GCP COMPASS has access to 2000+ years’ worth of collective practical GCP implementation experience through its thought leadership of senior advisors, advisors & experts. With ongoing COVID-19 crisis and the challenges the regulatory & bio-pharmaceutical/ health care organisations are facing because of it; extraordinary measures are being put in place to manage ongoing studies, protect patient safety and data integrity.

The regulatory agencies recognise impact of the COVID-19 pandemic on the conduct of clinical trials. Various challenges exist which result in restrictions of visits to healthcare facilities, increased demands on the health service and changes to trial staff availability. Trial participants may also be required to self-isolate, which would further make it difficult for investigators to maintain their medical oversight. These challenges could have an impact on the conduct of trials, such as the completion of trial assessments, completion of trial visits and the provision of Investigational Products.

The impact of COVID-19 on ongoing trials, on opening new trial sites in an existing trial, on ongoing recruitment and continued involvement of participants in the trial, or on starting of new trials also need practical consideration & some innovative approaches e.g. remote/ risk-based monitoring, risk-based quality control. It is also important to consider national recommendations and measures including travel restrictions and confinements of trial participants and trial staff and the availability of trial staff to perform visits, enter data in the Case Report Form (CRF), notify serious adverse events and, more generally, follow the protocol. In all this, the ability to confirm eligibility of study patients and to conduct key safety assessments and trial evaluations is of paramount importance.
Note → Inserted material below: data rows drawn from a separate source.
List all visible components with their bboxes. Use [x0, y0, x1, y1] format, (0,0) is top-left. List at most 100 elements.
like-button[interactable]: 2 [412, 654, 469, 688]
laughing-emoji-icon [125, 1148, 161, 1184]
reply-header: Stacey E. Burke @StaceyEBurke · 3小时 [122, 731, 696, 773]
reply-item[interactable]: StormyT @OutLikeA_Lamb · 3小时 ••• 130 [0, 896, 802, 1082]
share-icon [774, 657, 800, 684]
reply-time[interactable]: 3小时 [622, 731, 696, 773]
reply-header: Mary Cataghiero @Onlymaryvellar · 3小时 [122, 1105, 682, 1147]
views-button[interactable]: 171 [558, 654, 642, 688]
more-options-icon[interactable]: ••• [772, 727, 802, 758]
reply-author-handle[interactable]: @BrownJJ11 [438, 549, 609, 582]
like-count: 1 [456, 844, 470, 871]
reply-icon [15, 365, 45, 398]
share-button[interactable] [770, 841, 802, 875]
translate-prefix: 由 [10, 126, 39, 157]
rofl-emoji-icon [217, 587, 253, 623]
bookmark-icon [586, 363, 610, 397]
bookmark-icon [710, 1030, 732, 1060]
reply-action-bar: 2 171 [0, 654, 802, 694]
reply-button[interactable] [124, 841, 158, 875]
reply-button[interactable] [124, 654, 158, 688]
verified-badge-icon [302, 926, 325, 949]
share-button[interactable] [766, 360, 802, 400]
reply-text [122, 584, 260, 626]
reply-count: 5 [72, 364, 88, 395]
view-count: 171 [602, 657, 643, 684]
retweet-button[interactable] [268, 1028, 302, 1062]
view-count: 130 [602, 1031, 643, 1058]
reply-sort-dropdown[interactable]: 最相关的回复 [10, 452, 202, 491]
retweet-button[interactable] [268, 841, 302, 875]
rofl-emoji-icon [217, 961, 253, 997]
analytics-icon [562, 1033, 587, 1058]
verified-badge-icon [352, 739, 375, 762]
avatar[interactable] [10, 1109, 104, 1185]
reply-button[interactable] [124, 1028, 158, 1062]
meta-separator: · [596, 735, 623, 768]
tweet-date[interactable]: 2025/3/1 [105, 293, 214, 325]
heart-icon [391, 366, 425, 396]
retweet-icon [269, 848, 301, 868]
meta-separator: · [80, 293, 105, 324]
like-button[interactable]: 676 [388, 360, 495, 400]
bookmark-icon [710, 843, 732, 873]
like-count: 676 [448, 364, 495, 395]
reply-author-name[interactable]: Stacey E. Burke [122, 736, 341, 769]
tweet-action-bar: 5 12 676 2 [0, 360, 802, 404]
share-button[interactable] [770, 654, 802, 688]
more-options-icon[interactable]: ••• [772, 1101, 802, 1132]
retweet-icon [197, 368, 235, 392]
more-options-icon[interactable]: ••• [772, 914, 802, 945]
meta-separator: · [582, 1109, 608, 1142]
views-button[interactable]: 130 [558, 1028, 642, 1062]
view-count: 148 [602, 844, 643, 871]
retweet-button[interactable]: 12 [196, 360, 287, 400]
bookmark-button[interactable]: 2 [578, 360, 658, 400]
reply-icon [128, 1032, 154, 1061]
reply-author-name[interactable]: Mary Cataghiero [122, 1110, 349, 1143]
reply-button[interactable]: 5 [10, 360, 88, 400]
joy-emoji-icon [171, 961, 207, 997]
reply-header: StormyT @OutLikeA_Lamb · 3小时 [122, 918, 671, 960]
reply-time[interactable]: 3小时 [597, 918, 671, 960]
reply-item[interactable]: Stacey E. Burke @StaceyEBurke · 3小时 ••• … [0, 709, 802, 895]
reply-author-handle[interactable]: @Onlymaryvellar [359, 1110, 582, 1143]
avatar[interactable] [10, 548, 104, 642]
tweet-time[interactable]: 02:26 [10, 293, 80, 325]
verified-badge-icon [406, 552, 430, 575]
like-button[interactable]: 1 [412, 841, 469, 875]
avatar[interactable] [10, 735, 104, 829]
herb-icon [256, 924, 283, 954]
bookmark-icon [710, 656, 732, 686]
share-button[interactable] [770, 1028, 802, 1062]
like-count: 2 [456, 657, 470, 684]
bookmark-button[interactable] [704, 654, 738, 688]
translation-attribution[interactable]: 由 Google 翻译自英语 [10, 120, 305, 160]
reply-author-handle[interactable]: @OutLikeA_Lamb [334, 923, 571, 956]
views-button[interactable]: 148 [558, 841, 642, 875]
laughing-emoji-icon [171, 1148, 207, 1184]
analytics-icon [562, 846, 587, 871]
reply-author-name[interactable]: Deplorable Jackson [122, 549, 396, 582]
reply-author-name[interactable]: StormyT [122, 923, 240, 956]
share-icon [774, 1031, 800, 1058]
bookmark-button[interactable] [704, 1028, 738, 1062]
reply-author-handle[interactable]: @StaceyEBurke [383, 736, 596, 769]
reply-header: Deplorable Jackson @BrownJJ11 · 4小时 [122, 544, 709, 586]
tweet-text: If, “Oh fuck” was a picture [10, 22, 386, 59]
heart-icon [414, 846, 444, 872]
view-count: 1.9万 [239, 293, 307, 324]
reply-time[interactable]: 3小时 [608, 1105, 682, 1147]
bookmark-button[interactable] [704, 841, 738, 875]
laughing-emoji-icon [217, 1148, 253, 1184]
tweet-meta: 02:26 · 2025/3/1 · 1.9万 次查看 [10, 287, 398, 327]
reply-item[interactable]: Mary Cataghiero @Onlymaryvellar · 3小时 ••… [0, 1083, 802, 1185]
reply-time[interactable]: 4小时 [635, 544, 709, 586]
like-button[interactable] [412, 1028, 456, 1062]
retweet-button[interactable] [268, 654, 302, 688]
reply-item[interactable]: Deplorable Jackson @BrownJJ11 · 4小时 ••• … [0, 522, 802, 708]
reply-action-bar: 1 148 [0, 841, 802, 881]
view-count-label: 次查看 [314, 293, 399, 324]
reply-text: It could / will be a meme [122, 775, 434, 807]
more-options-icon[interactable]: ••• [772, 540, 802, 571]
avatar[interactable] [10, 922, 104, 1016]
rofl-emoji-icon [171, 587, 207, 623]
Any proposed actions should be proportionate and based on benefit-risk considerations, on contingency provisions taken nationally and locally by the authorities, with priority given to the impact on the health and safety of the trial participant. Where a trial participant is unable to attend the site, other measures, such as home nursing, if possible given social distancing needs, or contact via phone or telemedicine, may be required to identify adverse events and ensure continuous medical care and oversight. However, the limitations and risks of such methods and the requirements for data protection should be considered and such alternative arrangements need to be adequately documented.

These challenges may lead to difficulties in meeting protocol-specified procedures, including administering or using the investigational product or adhering to protocol-mandated visits and laboratory/diagnostic testing. Regulatory agencies recognize that protocol modifications may be required, and that there may be unavoidable protocol deviations due to COVID-19 illness and/or COVID-19 control measures. Although the necessity for, and impact of, COVID-19 control measures on trials will vary depending on many factors, including the nature of disease under study, the trial design, and in what region(s) the study is being conducted, some regulatory agencies have outlined the general considerations to assist sponsors in assuring the safety of trial participants, maintaining compliance with good clinical practice (GCP), and minimizing risks to trial integrity and it is extremely important these are understood and implemented in a way not to compromise patient safety, data integrity and local requirements including any data protection/ privacy regulations.